TypeError: Shapes must be 1D sequences of concrete values of integer type, got [288000]. If using `jit`, try using `static_argnums` or applying `jit` to smaller subfunctions.

I think the line that’s causing the problem is f_mu = at.repeat(gp_mu.prior("gp_mu", X=X.values), 500, axis=0). Any suggestions on how to set this up correctly? Thanks!

Hi @joshhjacobson

Kronecker Structured Covariances may help for GP with spatial data. To use LatentKron as prior, have a look at this pymc-example.

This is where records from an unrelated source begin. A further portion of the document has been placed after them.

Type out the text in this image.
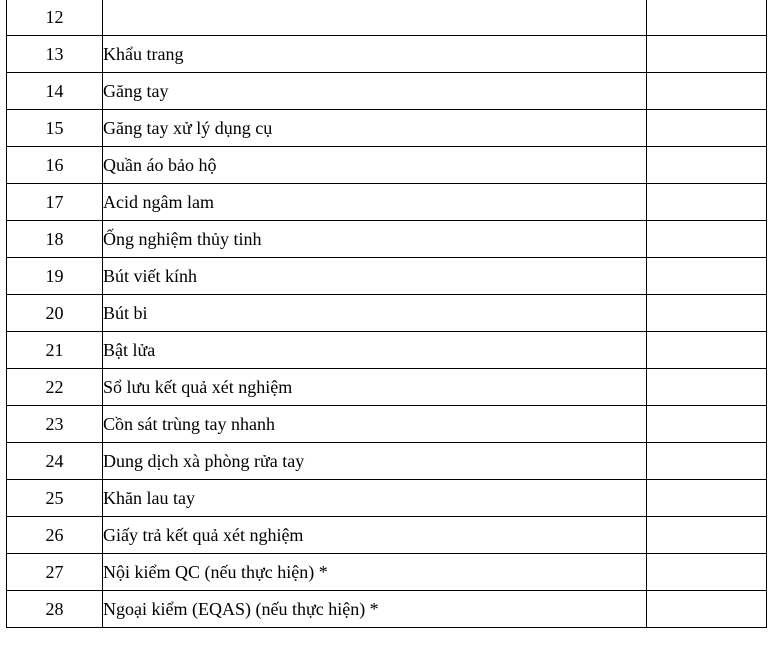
12		
13	Khẩu trang	
14	Găng tay	
15	Găng tay xử lý dụng cụ	
16	Quần áo bảo hộ	
17	Acid ngâm lam	
18	Ống nghiệm thủy tinh	
19	Bút viết kính	
20	Bút bi	
21	Bật lửa	
22	Sổ lưu kết quả xét nghiệm	
23	Cồn sát trùng tay nhanh	
24	Dung dịch xà phòng rửa tay	
25	Khăn lau tay	
26	Giấy trả kết quả xét nghiệm	
27	Nội kiểm QC (nếu thực hiện) *	
28	Ngoại kiểm (EQAS) (nếu thực hiện) *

Also, a recent blog post “Modeling spatial data with Gaussian processes in PyMC” from from PyMC Labs Blog may be useful as well.


Thanks for the suggestion @DanhPhan! Actually, I was originally thinking I might need the LatentKron GP since the covariance structure could be considered separable along the sampling (i.e., non-spatial) dimension. But this would result in a 3d GP, and I think the parameter prior should really only incorporate variation in 2 dimensions (with repeats).

Thanks for sharing the blog post as well! Really cool to see them build compatibility for a spherical domain.


Tuns out, there’s no issue with the example I provided – just with compatibility in pm.sampling_jax.sample_numpyro_nuts. I need parallel GPU sampling because my data is large, but with a smaller example and vanilla pm.sample, this code works fine.

When using sample_numpyro_nuts, this error

TypeError: Shapes must be 1D sequences of concrete values of integer type, got [288000]. If using `jit`, try using `static_argnums` or applying `jit` to smaller subfunctions.

is due to the lack of compatibility with at.reshape (called by at.repeat). A temporary fix for the issue is mentioned in this post.